Buge A, Vincent D, Rancurel G, Baudrimont M, Dubas F, Hauw J J
Rev Neurol (Paris). 1985;141(8-9):578-82.
A 73 year-old man experienced left monocular blindness and transient right hand clumsiness. A left carotid arteriogram was performed 4 days after admission. Immediately following arteriography, there was a right hemiparesia and dysphasia. After 24 hours, the abnormalities resolved. The patient was treated with heparin. During the following weeks, he became gradually drowsy and confused. Pseudo-bulbar palsy and astasia appeared after a fluctuating but progressive neurological course. The combination of systemic symptoms, high sedimentation rate, renal failure, livedo reticularis and purple toes suggested necrotizing angiitis. With corticosteroid treatment, there was a slight improvement of systemic symptoms. Cholesterol emboli were seen in both fundi. Cholesterol embolization was proved by identifying the biconcave cholesterol crystal clefts in muscle and skin biopsies. The subsequent course was marqued by continuous neurological deterioration. The patient became stuporous and died 7 months after admission. Despite the lack of central nervous system pathological study, the clinical picture was highly suggestive of cerebral cholesterol embolism. A few cases have been reported, with only eight well-documented clinical descriptions. Clinical signs and symptoms were closely similar to those of the present case. Anticoagulant therapy of cholesterol emboli has been unsuccessful. In the present case, the onset of embolization was temporally related to anticoagulation.
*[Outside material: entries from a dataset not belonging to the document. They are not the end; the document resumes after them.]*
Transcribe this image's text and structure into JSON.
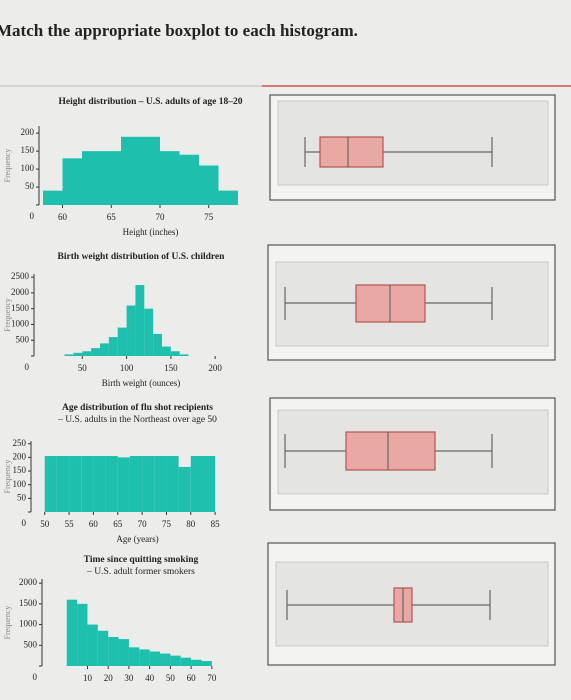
{
  "header": {
    "title": "Match the appropriate boxplot to each histogram."
  },
  "histograms": [
    {
      "title": "Height distribution – U.S. adults of age 18–20",
      "xlabel": "Height (inches)",
      "ylabel": "Frequency",
      "bins": [
        58,
        60,
        62,
        64,
        66,
        68,
        70,
        72,
        74,
        76,
        78
      ],
      "counts": [
        40,
        130,
        150,
        150,
        190,
        190,
        150,
        140,
        110,
        40
      ],
      "xlim": [
        58,
        78
      ],
      "ylim": [
        0,
        220
      ],
      "xticks": [
        60,
        65,
        70,
        75
      ],
      "yticks": [
        0,
        50,
        100,
        150,
        200
      ],
      "color": "#1fbfae"
    },
    {
      "title": "Birth weight distribution of U.S. children",
      "xlabel": "Birth weight (ounces)",
      "ylabel": "Frequency",
      "bins": [
        30,
        40,
        50,
        60,
        70,
        80,
        90,
        100,
        110,
        120,
        130,
        140,
        150,
        160,
        170
      ],
      "counts": [
        50,
        100,
        150,
        250,
        400,
        600,
        900,
        1600,
        2250,
        1500,
        700,
        300,
        150,
        50
      ],
      "xlim": [
        0,
        210
      ],
      "ylim": [
        0,
        2600
      ],
      "xticks": [
        50,
        100,
        150,
        200
      ],
      "yticks": [
        0,
        500,
        1000,
        1500,
        2000,
        2500
      ],
      "color": "#1fbfae"
    },
    {
      "title": "Age distribution of flu shot recipients",
      "subtitle": "– U.S. adults in the Northeast over age 50",
      "xlabel": "Age (years)",
      "ylabel": "Frequency",
      "bins": [
        50,
        52.5,
        55,
        57.5,
        60,
        62.5,
        65,
        67.5,
        70,
        72.5,
        75,
        77.5,
        80,
        82.5,
        85
      ],
      "counts": [
        205,
        205,
        205,
        205,
        205,
        205,
        200,
        205,
        205,
        205,
        205,
        165,
        205,
        205
      ],
      "xlim": [
        48,
        86
      ],
      "ylim": [
        0,
        260
      ],
      "xticks": [
        50,
        55,
        60,
        65,
        70,
        75,
        80,
        85
      ],
      "yticks": [
        0,
        50,
        100,
        150,
        200,
        250
      ],
      "color": "#1fbfae"
    },
    {
      "title": "Time since quitting smoking",
      "subtitle": "– U.S. adult former smokers",
      "ylabel": "Frequency",
      "bins": [
        0,
        5,
        10,
        15,
        20,
        25,
        30,
        35,
        40,
        45,
        50,
        55,
        60,
        65,
        70
      ],
      "counts": [
        1600,
        1500,
        1000,
        850,
        700,
        650,
        450,
        400,
        350,
        300,
        250,
        200,
        150,
        120
      ],
      "xlim": [
        -10,
        72
      ],
      "ylim": [
        0,
        2100
      ],
      "xticks": [
        10,
        20,
        30,
        40,
        50,
        60,
        70
      ],
      "yticks": [
        0,
        500,
        1000,
        1500,
        2000
      ],
      "color": "#1fbfae"
    }
  ]
}
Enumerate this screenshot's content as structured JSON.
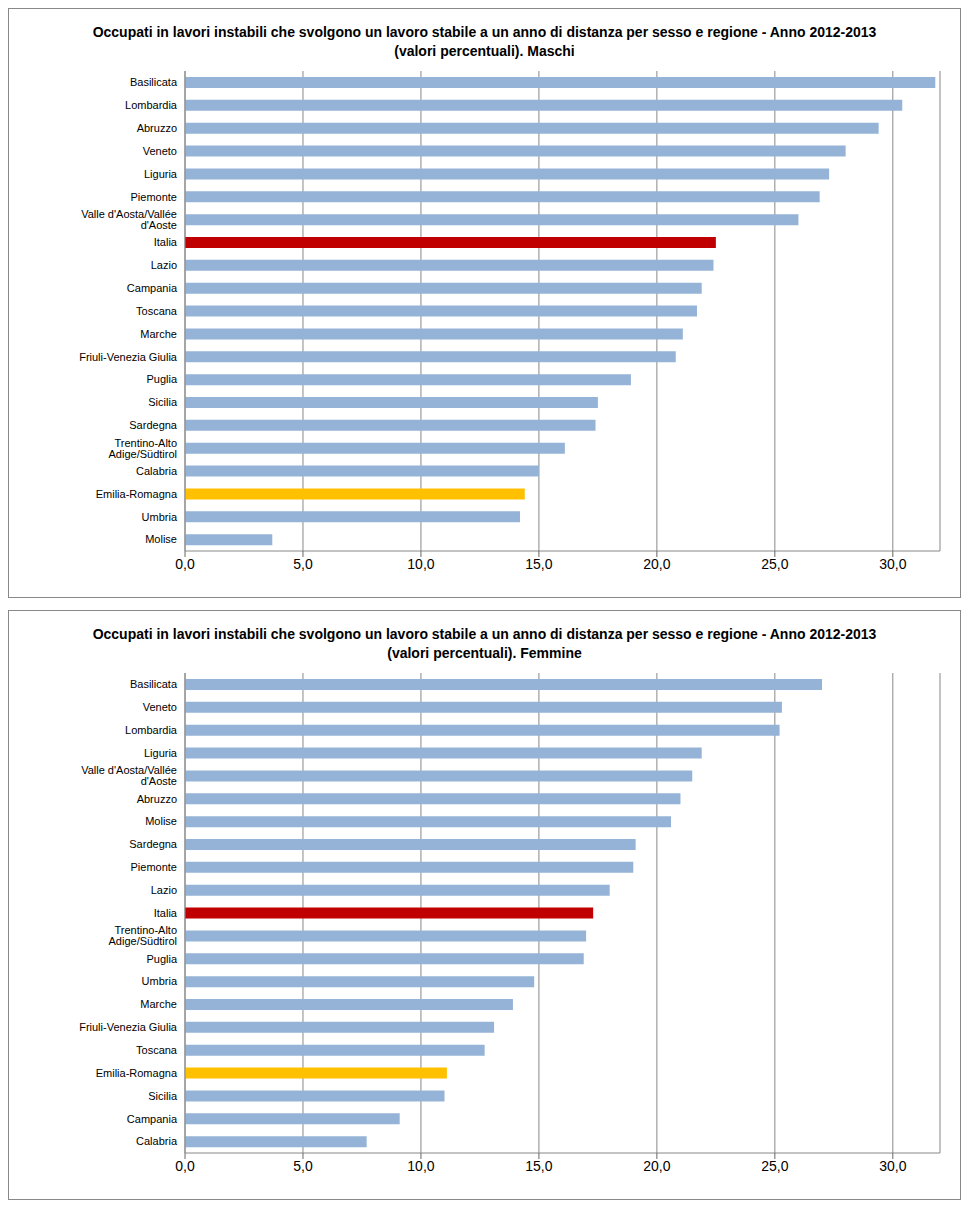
{
  "chart_data": [
    {
      "type": "bar",
      "orientation": "horizontal",
      "grid": true,
      "title": "Occupati in lavori instabili che svolgono un lavoro stabile a un anno di distanza per sesso e regione - Anno 2012-2013",
      "subtitle": "(valori percentuali). Maschi",
      "categories": [
        "Basilicata",
        "Lombardia",
        "Abruzzo",
        "Veneto",
        "Liguria",
        "Piemonte",
        "Valle d'Aosta/Vallée d'Aoste",
        "Italia",
        "Lazio",
        "Campania",
        "Toscana",
        "Marche",
        "Friuli-Venezia Giulia",
        "Puglia",
        "Sicilia",
        "Sardegna",
        "Trentino-Alto Adige/Südtirol",
        "Calabria",
        "Emilia-Romagna",
        "Umbria",
        "Molise"
      ],
      "values": [
        31.8,
        30.4,
        29.4,
        28.0,
        27.3,
        26.9,
        26.0,
        22.5,
        22.4,
        21.9,
        21.7,
        21.1,
        20.8,
        18.9,
        17.5,
        17.4,
        16.1,
        15.0,
        14.4,
        14.2,
        3.7
      ],
      "colors": [
        "#95B3D7",
        "#95B3D7",
        "#95B3D7",
        "#95B3D7",
        "#95B3D7",
        "#95B3D7",
        "#95B3D7",
        "#C00000",
        "#95B3D7",
        "#95B3D7",
        "#95B3D7",
        "#95B3D7",
        "#95B3D7",
        "#95B3D7",
        "#95B3D7",
        "#95B3D7",
        "#95B3D7",
        "#95B3D7",
        "#FFC000",
        "#95B3D7",
        "#95B3D7"
      ],
      "xlim": [
        0,
        32
      ],
      "xticks": [
        {
          "value": 0,
          "label": "0,0"
        },
        {
          "value": 5,
          "label": "5,0"
        },
        {
          "value": 10,
          "label": "10,0"
        },
        {
          "value": 15,
          "label": "15,0"
        },
        {
          "value": 20,
          "label": "20,0"
        },
        {
          "value": 25,
          "label": "25,0"
        },
        {
          "value": 30,
          "label": "30,0"
        }
      ]
    },
    {
      "type": "bar",
      "orientation": "horizontal",
      "grid": true,
      "title": "Occupati in lavori instabili che svolgono un lavoro stabile a un anno di distanza per sesso e regione - Anno 2012-2013",
      "subtitle": "(valori percentuali). Femmine",
      "categories": [
        "Basilicata",
        "Veneto",
        "Lombardia",
        "Liguria",
        "Valle d'Aosta/Vallée d'Aoste",
        "Abruzzo",
        "Molise",
        "Sardegna",
        "Piemonte",
        "Lazio",
        "Italia",
        "Trentino-Alto Adige/Südtirol",
        "Puglia",
        "Umbria",
        "Marche",
        "Friuli-Venezia Giulia",
        "Toscana",
        "Emilia-Romagna",
        "Sicilia",
        "Campania",
        "Calabria"
      ],
      "values": [
        27.0,
        25.3,
        25.2,
        21.9,
        21.5,
        21.0,
        20.6,
        19.1,
        19.0,
        18.0,
        17.3,
        17.0,
        16.9,
        14.8,
        13.9,
        13.1,
        12.7,
        11.1,
        11.0,
        9.1,
        7.7
      ],
      "colors": [
        "#95B3D7",
        "#95B3D7",
        "#95B3D7",
        "#95B3D7",
        "#95B3D7",
        "#95B3D7",
        "#95B3D7",
        "#95B3D7",
        "#95B3D7",
        "#95B3D7",
        "#C00000",
        "#95B3D7",
        "#95B3D7",
        "#95B3D7",
        "#95B3D7",
        "#95B3D7",
        "#95B3D7",
        "#FFC000",
        "#95B3D7",
        "#95B3D7",
        "#95B3D7"
      ],
      "xlim": [
        0,
        32
      ],
      "xticks": [
        {
          "value": 0,
          "label": "0,0"
        },
        {
          "value": 5,
          "label": "5,0"
        },
        {
          "value": 10,
          "label": "10,0"
        },
        {
          "value": 15,
          "label": "15,0"
        },
        {
          "value": 20,
          "label": "20,0"
        },
        {
          "value": 25,
          "label": "25,0"
        },
        {
          "value": 30,
          "label": "30,0"
        }
      ]
    }
  ]
}
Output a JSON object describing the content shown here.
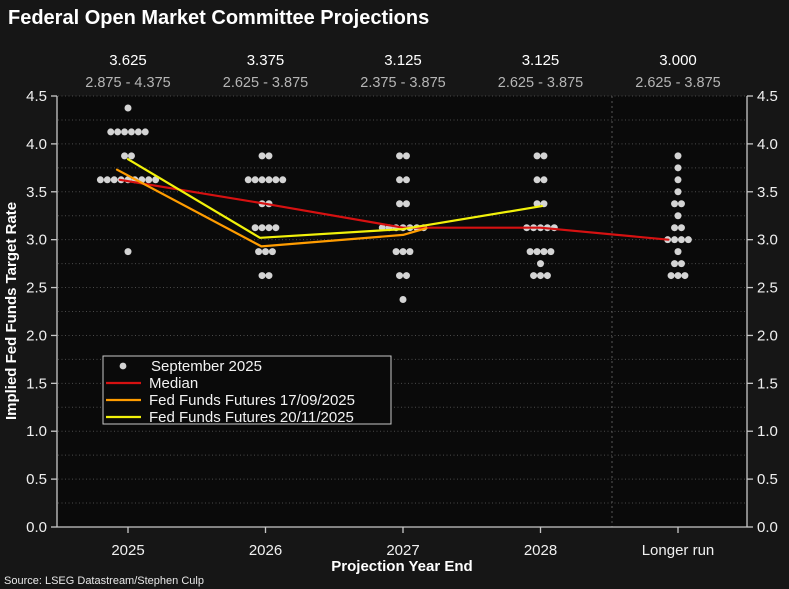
{
  "chart_data": {
    "type": "scatter",
    "title": "Federal Open Market Committee Projections",
    "xlabel": "Projection Year End",
    "ylabel": "Implied Fed Funds Target Rate",
    "source": "Source: LSEG Datastream/Stephen Culp",
    "ylim": [
      0.0,
      4.5
    ],
    "y_tick_step": 0.5,
    "y_grid_step": 0.25,
    "grid": true,
    "y_ticks": [
      "4.5",
      "4.0",
      "3.5",
      "3.0",
      "2.5",
      "2.0",
      "1.5",
      "1.0",
      "0.5",
      "0.0"
    ],
    "categories": [
      "2025",
      "2026",
      "2027",
      "2028",
      "Longer run"
    ],
    "column_labels": {
      "medians": [
        "3.625",
        "3.375",
        "3.125",
        "3.125",
        "3.000"
      ],
      "ranges": [
        "2.875 - 4.375",
        "2.625 - 3.875",
        "2.375 - 3.875",
        "2.625 - 3.875",
        "2.625 - 3.875"
      ]
    },
    "dot_color": "#d4d4d4",
    "dot_groups": [
      {
        "category": "2025",
        "dots": [
          {
            "value": 4.375,
            "count": 1
          },
          {
            "value": 4.125,
            "count": 6
          },
          {
            "value": 3.875,
            "count": 2
          },
          {
            "value": 3.625,
            "count": 9
          },
          {
            "value": 2.875,
            "count": 1
          }
        ]
      },
      {
        "category": "2026",
        "dots": [
          {
            "value": 3.875,
            "count": 2
          },
          {
            "value": 3.625,
            "count": 6
          },
          {
            "value": 3.375,
            "count": 2
          },
          {
            "value": 3.125,
            "count": 4
          },
          {
            "value": 2.875,
            "count": 3
          },
          {
            "value": 2.625,
            "count": 2
          }
        ]
      },
      {
        "category": "2027",
        "dots": [
          {
            "value": 3.875,
            "count": 2
          },
          {
            "value": 3.625,
            "count": 2
          },
          {
            "value": 3.375,
            "count": 2
          },
          {
            "value": 3.125,
            "count": 7
          },
          {
            "value": 2.875,
            "count": 3
          },
          {
            "value": 2.625,
            "count": 2
          },
          {
            "value": 2.375,
            "count": 1
          }
        ]
      },
      {
        "category": "2028",
        "dots": [
          {
            "value": 3.875,
            "count": 2
          },
          {
            "value": 3.625,
            "count": 2
          },
          {
            "value": 3.375,
            "count": 2
          },
          {
            "value": 3.125,
            "count": 5
          },
          {
            "value": 2.875,
            "count": 4
          },
          {
            "value": 2.75,
            "count": 1
          },
          {
            "value": 2.625,
            "count": 3
          }
        ]
      },
      {
        "category": "Longer run",
        "dots": [
          {
            "value": 3.875,
            "count": 1
          },
          {
            "value": 3.75,
            "count": 1
          },
          {
            "value": 3.625,
            "count": 1
          },
          {
            "value": 3.5,
            "count": 1
          },
          {
            "value": 3.375,
            "count": 2
          },
          {
            "value": 3.25,
            "count": 1
          },
          {
            "value": 3.125,
            "count": 2
          },
          {
            "value": 3.0,
            "count": 4
          },
          {
            "value": 2.875,
            "count": 1
          },
          {
            "value": 2.75,
            "count": 2
          },
          {
            "value": 2.625,
            "count": 3
          }
        ]
      }
    ],
    "series": [
      {
        "name": "Median",
        "color": "#d61111",
        "points": [
          [
            -0.06,
            3.625
          ],
          [
            1,
            3.375
          ],
          [
            2,
            3.125
          ],
          [
            3,
            3.125
          ],
          [
            3.93,
            3.0
          ]
        ]
      },
      {
        "name": "Fed Funds Futures 17/09/2025",
        "color": "#ff9c00",
        "points": [
          [
            -0.08,
            3.73
          ],
          [
            0.97,
            2.93
          ],
          [
            2.0,
            3.05
          ],
          [
            2.17,
            3.12
          ]
        ]
      },
      {
        "name": "Fed Funds Futures 20/11/2025",
        "color": "#f2f20a",
        "points": [
          [
            0.0,
            3.84
          ],
          [
            0.96,
            3.02
          ],
          [
            2.0,
            3.11
          ],
          [
            3.01,
            3.35
          ]
        ]
      }
    ],
    "legend": [
      {
        "label": "September 2025",
        "marker": "dot",
        "color": "#d4d4d4"
      },
      {
        "label": "Median",
        "marker": "line",
        "color": "#d61111"
      },
      {
        "label": "Fed Funds Futures 17/09/2025",
        "marker": "line",
        "color": "#ff9c00"
      },
      {
        "label": "Fed Funds Futures 20/11/2025",
        "marker": "line",
        "color": "#f2f20a"
      }
    ],
    "legend_position": "lower-left",
    "separator_after_category": "2028"
  }
}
一名73岁男性出现左侧单眼失明和右手短暂笨拙。入院4天后进行了左侧颈动脉血管造影。血管造影后立即出现右侧偏瘫和失语。24小时后,异常情况消失。患者接受了肝素治疗。在接下来的几周里,他逐渐变得嗜睡和神志不清。在经历了波动但呈进行性的神经病程后,出现了假性球麻痹和站立不能。全身症状、血沉加快、肾衰竭、网状青斑和紫趾的组合提示为坏死性血管炎。使用皮质类固醇治疗后,全身症状略有改善。双眼眼底均可见胆固醇栓子。通过在肌肉和皮肤活检中识别双凹形胆固醇晶体裂隙,证实了胆固醇栓塞。随后的病程以持续的神经功能恶化为特征。患者入院7个月后昏迷并死亡。尽管缺乏中枢神经系统病理研究,但临床表现高度提示脑胆固醇栓塞。已有少数病例报道,仅有8例有充分记录的临床描述。临床体征和症状与本病例密切相似。胆固醇栓子的抗凝治疗未成功。在本病例中,栓塞的发生在时间上与抗凝有关。